Por que a alta umidade é tão importante para a eficácia do controle biológico com fungos?
A alta umidade é fundamental porque os esporos do fungo precisam de água para germinar sobre o corpo do inseto, um passo essencial para iniciar a infecção. Em condições de tempo seco, os esporos podem se ressecar e não conseguir penetrar a cutícula da praga, o que torna a aplicação ineficaz.
Posso misturar fungos entomopatogênicos com outros defensivos agrícolas no tanque de pulverização?
Depende do produto. Alguns defensivos químicos são compatíveis e podem ser misturados, enquanto outros são tóxicos e podem inativar os fungos, anulando o efeito do controle biológico. É indispensável verificar a compatibilidade na bula do bioinseticida e, preferencialmente, consultar um engenheiro agrônomo para planejar as aplicações dentro de um Manejo Integrado de Pragas (MIP).
Quanto tempo leva para os fungos matarem as pragas após a aplicação?
O controle não é imediato. Após a aplicação, o fungo precisa de tempo para aderir, germinar, penetrar e se proliferar dentro do inseto, processo que pode levar de 3 a 7 dias, dependendo das condições ambientais e da praga. Mesmo antes da morte, o inseto infectado já pode apresentar redução na alimentação e na reprodução.
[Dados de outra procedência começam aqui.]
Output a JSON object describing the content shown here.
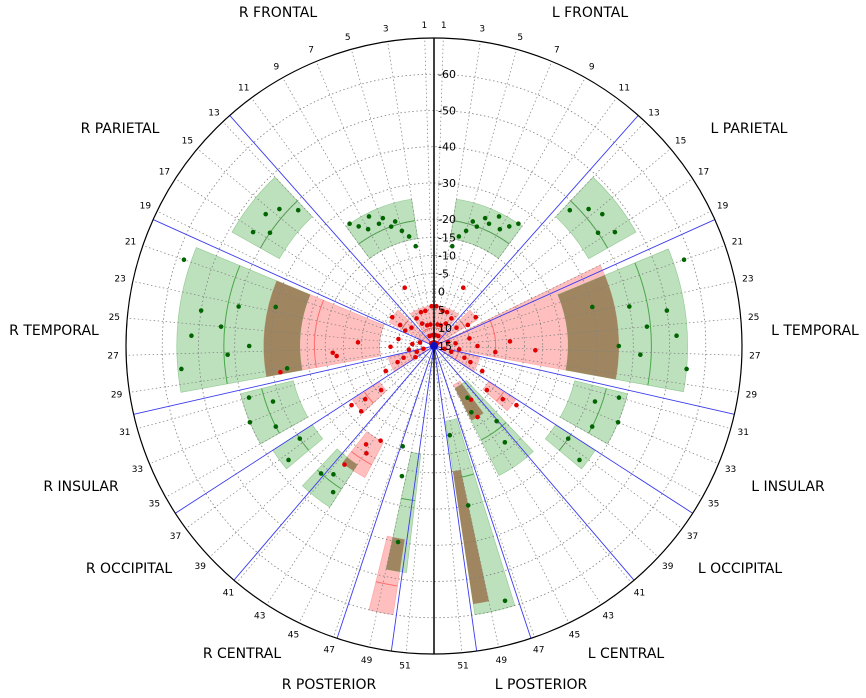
{
  "chart_data": {
    "type": "scatter",
    "projection": "polar",
    "r_axis": {
      "direction": "inverted",
      "outer_value": 15,
      "center_value": -70,
      "tick_labels": [
        "15",
        "10",
        "5",
        "0",
        "-5",
        "-10",
        "-15",
        "-20",
        "-30",
        "-40",
        "-50",
        "-60"
      ],
      "tick_values": [
        15,
        10,
        5,
        0,
        -5,
        -10,
        -15,
        -20,
        -30,
        -40,
        -50,
        -60
      ]
    },
    "angular_ticks": {
      "right_labels": [
        "1",
        "3",
        "5",
        "7",
        "9",
        "11",
        "13",
        "15",
        "17",
        "19",
        "21",
        "23",
        "25",
        "27",
        "29",
        "31",
        "33",
        "35",
        "37",
        "39",
        "41",
        "43",
        "45",
        "47",
        "49",
        "51"
      ],
      "left_labels": [
        "1",
        "3",
        "5",
        "7",
        "9",
        "11",
        "13",
        "15",
        "17",
        "19",
        "21",
        "23",
        "25",
        "27",
        "29",
        "31",
        "33",
        "35",
        "37",
        "39",
        "41",
        "43",
        "45",
        "47",
        "49",
        "51"
      ]
    },
    "region_labels": {
      "left": [
        "R FRONTAL",
        "R PARIETAL",
        "R TEMPORAL",
        "R INSULAR",
        "R OCCIPITAL",
        "R CENTRAL",
        "R POSTERIOR"
      ],
      "right": [
        "L FRONTAL",
        "L PARIETAL",
        "L TEMPORAL",
        "L INSULAR",
        "L OCCIPITAL",
        "L CENTRAL",
        "L POSTERIOR"
      ]
    },
    "colors": {
      "red_fill": "#ff9d9d",
      "red_line": "#ff6b6b",
      "green_fill": "#86c686",
      "green_line": "#4aa84a",
      "overlap_fill": "#9b7b55",
      "red_point": "#e00000",
      "green_point": "#006400",
      "sector_line": "#3a3af0",
      "grid": "#7f7f7f",
      "center_marker": "#1010c0"
    },
    "bands": {
      "red": [
        {
          "side": "R",
          "a0": 1.2,
          "a1": 11,
          "mean": 10,
          "lo": 4,
          "hi": 13
        },
        {
          "side": "R",
          "a0": 13.5,
          "a1": 18.5,
          "mean": 5,
          "lo": 1,
          "hi": 14
        },
        {
          "side": "R",
          "a0": 20,
          "a1": 29.5,
          "mean": -18,
          "lo": -32,
          "hi": 0
        },
        {
          "side": "R",
          "a0": 30.5,
          "a1": 35.8,
          "mean": 8,
          "lo": 2,
          "hi": 13
        },
        {
          "side": "R",
          "a0": 36.2,
          "a1": 39,
          "mean": -8,
          "lo": -12,
          "hi": -3
        },
        {
          "side": "R",
          "a0": 41.5,
          "a1": 44.5,
          "mean": -22,
          "lo": -26,
          "hi": -15
        },
        {
          "side": "R",
          "a0": 48.5,
          "a1": 50,
          "mean": -52,
          "lo": -60,
          "hi": -39
        },
        {
          "side": "L",
          "a0": 1.2,
          "a1": 11.5,
          "mean": 10,
          "lo": 4,
          "hi": 13
        },
        {
          "side": "L",
          "a0": 13.5,
          "a1": 17.5,
          "mean": 5,
          "lo": 1,
          "hi": 14
        },
        {
          "side": "L",
          "a0": 19,
          "a1": 29.5,
          "mean": -2,
          "lo": -36,
          "hi": 15
        },
        {
          "side": "L",
          "a0": 30.5,
          "a1": 35.8,
          "mean": 8,
          "lo": 2,
          "hi": 13
        },
        {
          "side": "L",
          "a0": 36.2,
          "a1": 38.5,
          "mean": -8,
          "lo": -12,
          "hi": -3
        },
        {
          "side": "L",
          "a0": 42,
          "a1": 44.8,
          "mean": -3,
          "lo": -8,
          "hi": 3
        },
        {
          "side": "L",
          "a0": 49,
          "a1": 50,
          "mean": -40,
          "lo": -57,
          "hi": -20
        }
      ],
      "green": [
        {
          "side": "R",
          "a0": 3,
          "a1": 11,
          "mean": -20,
          "lo": -26,
          "hi": -15
        },
        {
          "side": "R",
          "a0": 13,
          "a1": 18,
          "mean": -40,
          "lo": -49,
          "hi": -34
        },
        {
          "side": "R",
          "a0": 20,
          "a1": 29.5,
          "mean": -43,
          "lo": -56,
          "hi": -22
        },
        {
          "side": "R",
          "a0": 30.5,
          "a1": 35,
          "mean": -34,
          "lo": -40,
          "hi": -25
        },
        {
          "side": "R",
          "a0": 36,
          "a1": 38,
          "mean": -30,
          "lo": -38,
          "hi": -25
        },
        {
          "side": "R",
          "a0": 40,
          "a1": 43,
          "mean": -32,
          "lo": -38,
          "hi": -24
        },
        {
          "side": "R",
          "a0": 49,
          "a1": 50.5,
          "mean": -28,
          "lo": -48,
          "hi": -15
        },
        {
          "side": "L",
          "a0": 3,
          "a1": 11,
          "mean": -20,
          "lo": -26,
          "hi": -15
        },
        {
          "side": "L",
          "a0": 13,
          "a1": 18,
          "mean": -40,
          "lo": -49,
          "hi": -34
        },
        {
          "side": "L",
          "a0": 20,
          "a1": 29.5,
          "mean": -45,
          "lo": -55,
          "hi": -22
        },
        {
          "side": "L",
          "a0": 30.5,
          "a1": 35,
          "mean": -34,
          "lo": -40,
          "hi": -25
        },
        {
          "side": "L",
          "a0": 36,
          "a1": 38,
          "mean": -30,
          "lo": -38,
          "hi": -25
        },
        {
          "side": "L",
          "a0": 40,
          "a1": 44.8,
          "mean": -14,
          "lo": -25,
          "hi": 2
        },
        {
          "side": "L",
          "a0": 47.5,
          "a1": 50,
          "mean": -22,
          "lo": -60,
          "hi": -6
        }
      ]
    },
    "points": {
      "red": [
        {
          "side": "R",
          "a": 1.5,
          "v": 4
        },
        {
          "side": "R",
          "a": 2.8,
          "v": 12
        },
        {
          "side": "R",
          "a": 3.2,
          "v": 9
        },
        {
          "side": "R",
          "a": 4.5,
          "v": 5
        },
        {
          "side": "R",
          "a": 5,
          "v": 14
        },
        {
          "side": "R",
          "a": 5.8,
          "v": 9
        },
        {
          "side": "R",
          "a": 6.6,
          "v": 5
        },
        {
          "side": "R",
          "a": 7.4,
          "v": 12
        },
        {
          "side": "R",
          "a": 8.2,
          "v": -3
        },
        {
          "side": "R",
          "a": 8.6,
          "v": 8
        },
        {
          "side": "R",
          "a": 9.8,
          "v": 6
        },
        {
          "side": "R",
          "a": 10.8,
          "v": 14
        },
        {
          "side": "R",
          "a": 13.5,
          "v": 14
        },
        {
          "side": "R",
          "a": 15,
          "v": 14
        },
        {
          "side": "R",
          "a": 15.2,
          "v": 7
        },
        {
          "side": "R",
          "a": 16.5,
          "v": 1
        },
        {
          "side": "R",
          "a": 17.3,
          "v": 4
        },
        {
          "side": "R",
          "a": 18.4,
          "v": 6
        },
        {
          "side": "R",
          "a": 20.5,
          "v": 15
        },
        {
          "side": "R",
          "a": 22.5,
          "v": 11
        },
        {
          "side": "R",
          "a": 23.3,
          "v": 5
        },
        {
          "side": "R",
          "a": 25,
          "v": 9
        },
        {
          "side": "R",
          "a": 25.7,
          "v": -6
        },
        {
          "side": "R",
          "a": 26.8,
          "v": 3
        },
        {
          "side": "R",
          "a": 27.6,
          "v": -13
        },
        {
          "side": "R",
          "a": 28.2,
          "v": -12
        },
        {
          "side": "R",
          "a": 28.8,
          "v": 8
        },
        {
          "side": "R",
          "a": 29.3,
          "v": -28
        },
        {
          "side": "R",
          "a": 30.8,
          "v": 12
        },
        {
          "side": "R",
          "a": 31.8,
          "v": 10
        },
        {
          "side": "R",
          "a": 32.6,
          "v": 6
        },
        {
          "side": "R",
          "a": 33.4,
          "v": 4
        },
        {
          "side": "R",
          "a": 34.4,
          "v": 0
        },
        {
          "side": "R",
          "a": 35.5,
          "v": 9
        },
        {
          "side": "R",
          "a": 36.8,
          "v": -13
        },
        {
          "side": "R",
          "a": 37.4,
          "v": -9
        },
        {
          "side": "R",
          "a": 38,
          "v": -4
        },
        {
          "side": "R",
          "a": 38.6,
          "v": -12
        },
        {
          "side": "R",
          "a": 41.8,
          "v": -26
        },
        {
          "side": "R",
          "a": 42.5,
          "v": -18
        },
        {
          "side": "R",
          "a": 43.2,
          "v": -20
        },
        {
          "side": "R",
          "a": 44,
          "v": -15
        },
        {
          "side": "L",
          "a": 1.5,
          "v": 4
        },
        {
          "side": "L",
          "a": 2.8,
          "v": 12
        },
        {
          "side": "L",
          "a": 3.2,
          "v": 9
        },
        {
          "side": "L",
          "a": 4.5,
          "v": 5
        },
        {
          "side": "L",
          "a": 5,
          "v": 14
        },
        {
          "side": "L",
          "a": 5.8,
          "v": 9
        },
        {
          "side": "L",
          "a": 6.6,
          "v": 5
        },
        {
          "side": "L",
          "a": 7.4,
          "v": 12
        },
        {
          "side": "L",
          "a": 8.2,
          "v": -3
        },
        {
          "side": "L",
          "a": 8.6,
          "v": 8
        },
        {
          "side": "L",
          "a": 9.8,
          "v": 6
        },
        {
          "side": "L",
          "a": 10.8,
          "v": 14
        },
        {
          "side": "L",
          "a": 13.5,
          "v": 14
        },
        {
          "side": "L",
          "a": 15,
          "v": 14
        },
        {
          "side": "L",
          "a": 15.2,
          "v": 7
        },
        {
          "side": "L",
          "a": 16.5,
          "v": 1
        },
        {
          "side": "L",
          "a": 17.3,
          "v": 4
        },
        {
          "side": "L",
          "a": 20,
          "v": 15
        },
        {
          "side": "L",
          "a": 22,
          "v": 11
        },
        {
          "side": "L",
          "a": 23,
          "v": 5
        },
        {
          "side": "L",
          "a": 24.5,
          "v": 9
        },
        {
          "side": "L",
          "a": 25.5,
          "v": -6
        },
        {
          "side": "L",
          "a": 26.5,
          "v": 3
        },
        {
          "side": "L",
          "a": 27.2,
          "v": -13
        },
        {
          "side": "L",
          "a": 28.1,
          "v": -2
        },
        {
          "side": "L",
          "a": 28.7,
          "v": 8
        },
        {
          "side": "L",
          "a": 30.8,
          "v": 12
        },
        {
          "side": "L",
          "a": 31.8,
          "v": 10
        },
        {
          "side": "L",
          "a": 32.6,
          "v": 6
        },
        {
          "side": "L",
          "a": 33.4,
          "v": 4
        },
        {
          "side": "L",
          "a": 34.4,
          "v": 0
        },
        {
          "side": "L",
          "a": 36.8,
          "v": -13
        },
        {
          "side": "L",
          "a": 37.4,
          "v": -9
        },
        {
          "side": "L",
          "a": 38,
          "v": -4
        },
        {
          "side": "L",
          "a": 42.5,
          "v": -3
        },
        {
          "side": "L",
          "a": 43.4,
          "v": -8
        }
      ],
      "green": [
        {
          "side": "R",
          "a": 3.5,
          "v": -13
        },
        {
          "side": "R",
          "a": 4.2,
          "v": -16
        },
        {
          "side": "R",
          "a": 5,
          "v": -18
        },
        {
          "side": "R",
          "a": 5.5,
          "v": -21
        },
        {
          "side": "R",
          "a": 6.2,
          "v": -20
        },
        {
          "side": "R",
          "a": 6.8,
          "v": -23
        },
        {
          "side": "R",
          "a": 7.5,
          "v": -22
        },
        {
          "side": "R",
          "a": 8.2,
          "v": -25
        },
        {
          "side": "R",
          "a": 9,
          "v": -22
        },
        {
          "side": "R",
          "a": 9.8,
          "v": -24
        },
        {
          "side": "R",
          "a": 10.5,
          "v": -26
        },
        {
          "side": "R",
          "a": 13.5,
          "v": -38
        },
        {
          "side": "R",
          "a": 14.5,
          "v": -42
        },
        {
          "side": "R",
          "a": 15.5,
          "v": -44
        },
        {
          "side": "R",
          "a": 16.5,
          "v": -40
        },
        {
          "side": "R",
          "a": 17.2,
          "v": -44
        },
        {
          "side": "R",
          "a": 21,
          "v": -58
        },
        {
          "side": "R",
          "a": 22.5,
          "v": -30
        },
        {
          "side": "R",
          "a": 23.2,
          "v": -40
        },
        {
          "side": "R",
          "a": 24,
          "v": -50
        },
        {
          "side": "R",
          "a": 25,
          "v": -44
        },
        {
          "side": "R",
          "a": 25.8,
          "v": -52
        },
        {
          "side": "R",
          "a": 26.5,
          "v": -36
        },
        {
          "side": "R",
          "a": 27.2,
          "v": -42
        },
        {
          "side": "R",
          "a": 28,
          "v": -55
        },
        {
          "side": "R",
          "a": 29,
          "v": -26
        },
        {
          "side": "R",
          "a": 31,
          "v": -38
        },
        {
          "side": "R",
          "a": 32,
          "v": -32
        },
        {
          "side": "R",
          "a": 33,
          "v": -40
        },
        {
          "side": "R",
          "a": 34.3,
          "v": -34
        },
        {
          "side": "R",
          "a": 36.5,
          "v": -30
        },
        {
          "side": "R",
          "a": 37.5,
          "v": -36
        },
        {
          "side": "R",
          "a": 40.5,
          "v": -32
        },
        {
          "side": "R",
          "a": 41.5,
          "v": -30
        },
        {
          "side": "R",
          "a": 42.5,
          "v": -34
        },
        {
          "side": "R",
          "a": 47.5,
          "v": -14
        },
        {
          "side": "R",
          "a": 48.5,
          "v": -22
        },
        {
          "side": "R",
          "a": 49.5,
          "v": -40
        },
        {
          "side": "L",
          "a": 3.5,
          "v": -13
        },
        {
          "side": "L",
          "a": 4.2,
          "v": -16
        },
        {
          "side": "L",
          "a": 5,
          "v": -18
        },
        {
          "side": "L",
          "a": 5.5,
          "v": -21
        },
        {
          "side": "L",
          "a": 6.2,
          "v": -20
        },
        {
          "side": "L",
          "a": 6.8,
          "v": -23
        },
        {
          "side": "L",
          "a": 7.5,
          "v": -22
        },
        {
          "side": "L",
          "a": 8.2,
          "v": -25
        },
        {
          "side": "L",
          "a": 9,
          "v": -22
        },
        {
          "side": "L",
          "a": 9.8,
          "v": -24
        },
        {
          "side": "L",
          "a": 10.5,
          "v": -26
        },
        {
          "side": "L",
          "a": 13.5,
          "v": -38
        },
        {
          "side": "L",
          "a": 14.5,
          "v": -42
        },
        {
          "side": "L",
          "a": 15.5,
          "v": -44
        },
        {
          "side": "L",
          "a": 16.5,
          "v": -40
        },
        {
          "side": "L",
          "a": 17.2,
          "v": -44
        },
        {
          "side": "L",
          "a": 21,
          "v": -58
        },
        {
          "side": "L",
          "a": 22.5,
          "v": -30
        },
        {
          "side": "L",
          "a": 23.2,
          "v": -40
        },
        {
          "side": "L",
          "a": 24,
          "v": -50
        },
        {
          "side": "L",
          "a": 25,
          "v": -44
        },
        {
          "side": "L",
          "a": 25.8,
          "v": -52
        },
        {
          "side": "L",
          "a": 26.5,
          "v": -36
        },
        {
          "side": "L",
          "a": 27.2,
          "v": -42
        },
        {
          "side": "L",
          "a": 28,
          "v": -55
        },
        {
          "side": "L",
          "a": 31,
          "v": -38
        },
        {
          "side": "L",
          "a": 32,
          "v": -32
        },
        {
          "side": "L",
          "a": 33,
          "v": -40
        },
        {
          "side": "L",
          "a": 34.3,
          "v": -34
        },
        {
          "side": "L",
          "a": 36.5,
          "v": -30
        },
        {
          "side": "L",
          "a": 37.5,
          "v": -36
        },
        {
          "side": "L",
          "a": 41,
          "v": -12
        },
        {
          "side": "L",
          "a": 42,
          "v": -18
        },
        {
          "side": "L",
          "a": 43,
          "v": -2
        },
        {
          "side": "L",
          "a": 44,
          "v": -6
        },
        {
          "side": "L",
          "a": 48,
          "v": -58
        },
        {
          "side": "L",
          "a": 49,
          "v": -30
        },
        {
          "side": "L",
          "a": 49.6,
          "v": -10
        }
      ]
    }
  }
}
Qual é o melhor horário para aplicar produtos à base de fungos entomopatogênicos?
A aplicação deve ser feita em horários com temperaturas mais amenas e alta umidade relativa do ar, como no final da tarde, à noite ou em dias nublados. Isso evita que a radiação ultravioleta (UV) do sol e as altas temperaturas prejudiquem a viabilidade dos esporos, garantindo as condições ideais para que eles infectem as pragas.
Os fungos entomopatogênicos são seguros para os inimigos naturais e para a saúde humana?
Sim, eles são considerados uma alternativa segura e sustentável. Por serem específicos para insetos, esses fungos apresentam baixo ou nenhum risco para humanos, animais domésticos e para a maioria dos inimigos naturais (insetos benéficos). Isso os torna uma ferramenta valiosa para preservar o equilíbrio do ecossistema agrícola e reduzir a exposição dos aplicadores a produtos químicos.